El error peligroso que mucha gente comete: por qué se debe evitar secar la ropa en el radiador
Durante los meses de frío, secar la ropa se convierte en un pequeño desafío doméstico. Las bajas temperaturas, la lluvia o la falta de espacios exteriores hacen que muchas personas busquen alternativas rápidas dentro de casa. Una de esas prácticas es cuando el radiador aparece como una opción aparentemente práctica: ya está caliente, está a mano y promete resultados rápidos.
Sin embargo, lo que a simple vista parece un truco útil puede tener consecuencias negativas tanto para la vivienda como para la salud.
Un aumento de humedad que favorece problemas en casa
Uno de los principales riesgos de secar la ropa sobre el radiador es el incremento repentino de la humedad en el ambiente. Cuando una prenda mojada se calienta, el agua que contiene se evapora y pasa al aire de la habitación.
Este aumento de humedad puede parecer inofensivo, pero en realidad crea el entorno perfecto para la aparición de problemas como el moho. Este tipo de hongos prolifera especialmente en espacios cerrados, con poca ventilación y con cambios de temperatura, condiciones habituales en invierno.
Organismos como la Organización Mundial de la Salud advierten de que la presencia de moho en interiores puede afectar a la calidad del aire y provocar problemas respiratorios, alergias o empeorar enfermedades como el asma.
Además, cuando el aire no circula correctamente, algo que ocurre al cubrir el radiador con ropa, la humedad se concentra aún más en determinadas zonas de la vivienda, como paredes o techos, favoreciendo la aparición de manchas y deterioro.
Menor eficiencia de la calefacción
Otro aspecto poco conocido es el impacto en el consumo energético. Al cubrir el radiador con ropa, se bloquea parcialmente la salida de calor hacia la estancia.
Esto obliga al sistema de calefacción a trabajar más para alcanzar la temperatura deseada, lo que puede traducirse en un aumento del gasto energético. Según el Instituto para la Diversificación y Ahorro de la Energía, optimizar la circulación del aire caliente es clave para mejorar la eficiencia térmica del hogar.

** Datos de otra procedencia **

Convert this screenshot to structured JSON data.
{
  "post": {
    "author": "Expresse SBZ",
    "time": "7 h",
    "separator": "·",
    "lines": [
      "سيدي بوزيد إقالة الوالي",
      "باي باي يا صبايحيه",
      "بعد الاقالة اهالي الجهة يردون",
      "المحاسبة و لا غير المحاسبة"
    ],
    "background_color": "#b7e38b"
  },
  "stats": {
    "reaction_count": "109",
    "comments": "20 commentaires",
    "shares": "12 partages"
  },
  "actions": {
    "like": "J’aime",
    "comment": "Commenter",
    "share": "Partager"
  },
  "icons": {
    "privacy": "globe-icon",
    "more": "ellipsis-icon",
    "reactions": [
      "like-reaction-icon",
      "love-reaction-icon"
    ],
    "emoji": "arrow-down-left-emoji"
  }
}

En otras palabras, aunque secar la ropa en el radiador pueda parecer una forma de “aprovechar” el calor, en realidad puede generar el efecto contrario: consumir más energía para obtener el mismo resultado.
Un riesgo de incendio que no debe ignorarse
Más allá de la humedad y el consumo, existe un riesgo que muchas veces se pasa por alto: el de incendio. Cuando se colocan prendas sobre un radiador, especialmente si se acumulan varias capas de ropa, se puede producir una acumulación de calor. En determinadas circunstancias, sobre todo si el sistema de calefacción alcanza temperaturas elevadas o si hay materiales inflamables, esta acumulación puede convertirse en un foco de riesgo.

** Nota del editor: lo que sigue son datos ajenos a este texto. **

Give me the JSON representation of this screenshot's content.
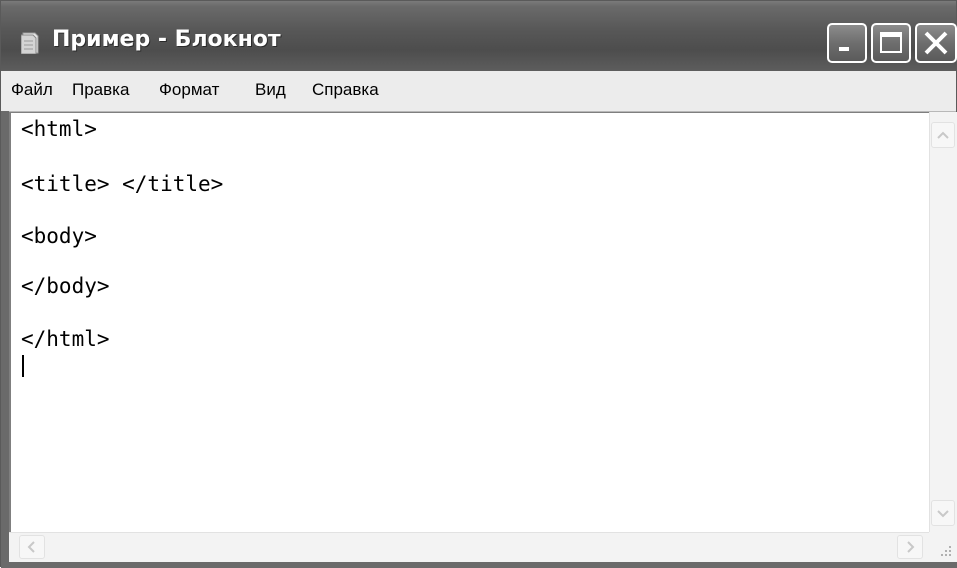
{
  "window": {
    "title": "Пример - Блокнот",
    "app_icon": "notepad-icon"
  },
  "titlebar_buttons": {
    "minimize_icon": "minimize-icon",
    "maximize_icon": "maximize-icon",
    "close_icon": "close-icon"
  },
  "menu": {
    "items": [
      {
        "label": "Файл"
      },
      {
        "label": "Правка"
      },
      {
        "label": "Формат"
      },
      {
        "label": "Вид"
      },
      {
        "label": "Справка"
      }
    ]
  },
  "editor": {
    "lines": [
      "<html>",
      "<title> </title>",
      "<body>",
      "</body>",
      "</html>"
    ]
  },
  "scrollbars": {
    "up_icon": "arrow-up-icon",
    "down_icon": "arrow-down-icon",
    "left_icon": "arrow-left-icon",
    "right_icon": "arrow-right-icon",
    "grip_icon": "size-grip-icon"
  },
  "colors": {
    "titlebar": "#585858",
    "menubar": "#ececec",
    "editor_bg": "#ffffff"
  }
}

Servicios de prevención como la Asociación Profesional de Técnicos de Bomberos alertan de que cubrir fuentes de calor es una práctica que debe evitarse, ya que puede aumentar la probabilidad de incidentes domésticos. Aunque no es lo más habitual, el riesgo existe, especialmente si se deja la ropa sin supervisión durante largos periodos.

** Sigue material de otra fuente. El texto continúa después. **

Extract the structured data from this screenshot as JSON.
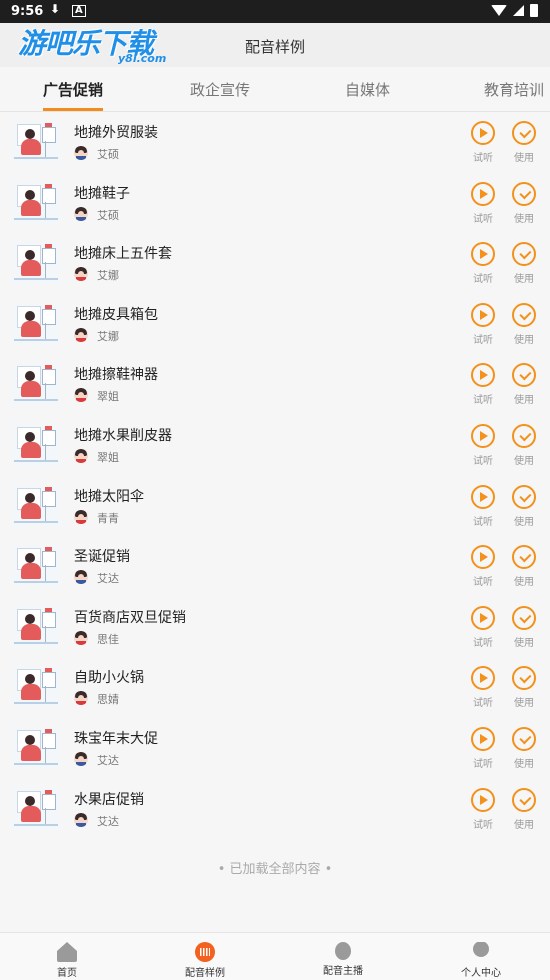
{
  "status_bar": {
    "time": "9:56",
    "download_icon": "download-icon",
    "a_icon": "A"
  },
  "header": {
    "logo_text": "游吧乐下载",
    "logo_sub": "y8l.com",
    "title": "配音样例"
  },
  "tabs": [
    {
      "label": "广告促销",
      "active": true
    },
    {
      "label": "政企宣传",
      "active": false
    },
    {
      "label": "自媒体",
      "active": false
    },
    {
      "label": "教育培训",
      "active": false
    }
  ],
  "items": [
    {
      "title": "地摊外贸服装",
      "author": "艾硕",
      "avatar": "male"
    },
    {
      "title": "地摊鞋子",
      "author": "艾硕",
      "avatar": "male"
    },
    {
      "title": "地摊床上五件套",
      "author": "艾娜",
      "avatar": "female"
    },
    {
      "title": "地摊皮具箱包",
      "author": "艾娜",
      "avatar": "female"
    },
    {
      "title": "地摊擦鞋神器",
      "author": "翠姐",
      "avatar": "female"
    },
    {
      "title": "地摊水果削皮器",
      "author": "翠姐",
      "avatar": "female"
    },
    {
      "title": "地摊太阳伞",
      "author": "青青",
      "avatar": "female"
    },
    {
      "title": "圣诞促销",
      "author": "艾达",
      "avatar": "male"
    },
    {
      "title": "百货商店双旦促销",
      "author": "思佳",
      "avatar": "female"
    },
    {
      "title": "自助小火锅",
      "author": "思婧",
      "avatar": "female"
    },
    {
      "title": "珠宝年末大促",
      "author": "艾达",
      "avatar": "male"
    },
    {
      "title": "水果店促销",
      "author": "艾达",
      "avatar": "male"
    }
  ],
  "actions": {
    "listen_label": "试听",
    "use_label": "使用"
  },
  "footer_text": "• 已加载全部内容 •",
  "bottom_nav": [
    {
      "label": "首页",
      "icon": "home-icon"
    },
    {
      "label": "配音样例",
      "icon": "voice-sample-icon",
      "active": true
    },
    {
      "label": "配音主播",
      "icon": "microphone-icon"
    },
    {
      "label": "个人中心",
      "icon": "user-icon"
    }
  ],
  "colors": {
    "accent": "#f2911b",
    "tab_underline": "#f28c1f"
  }
}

No todos los sistemas de calefacción presentan el mismo nivel de riesgo. Por ejemplo, los radiadores toalleros, habituales en baños, están diseñados específicamente para secar textiles ligeros como toallas. Su estructura permite una mejor circulación del aire y evita la acumulación excesiva de calor. Aun así, incluso en estos casos, conviene no sobrecargar el aparato y mantener una ventilación adecuada en la estancia.
Como alternativa, los expertos recomiendan optar por métodos más seguros: tender la ropa en espacios bien ventilados, utilizar deshumidificadores o recurrir a programas de centrifugado más intensos para reducir la humedad antes del secado.
Secar la ropa en el radiador es una práctica extendida, sobre todo por su comodidad y rapidez. Sin embargo, sus efectos pueden pasar desapercibidos hasta que aparecen problemas como manchas de humedad, aumento en la factura energética o, en casos más graves, riesgos para la seguridad.
Adoptar hábitos más adecuados no solo ayuda a conservar mejor la vivienda, sino que también contribuye a crear un entorno más saludable y eficiente. A veces, pequeños gestos cotidianos marcan una gran diferencia en el hogar.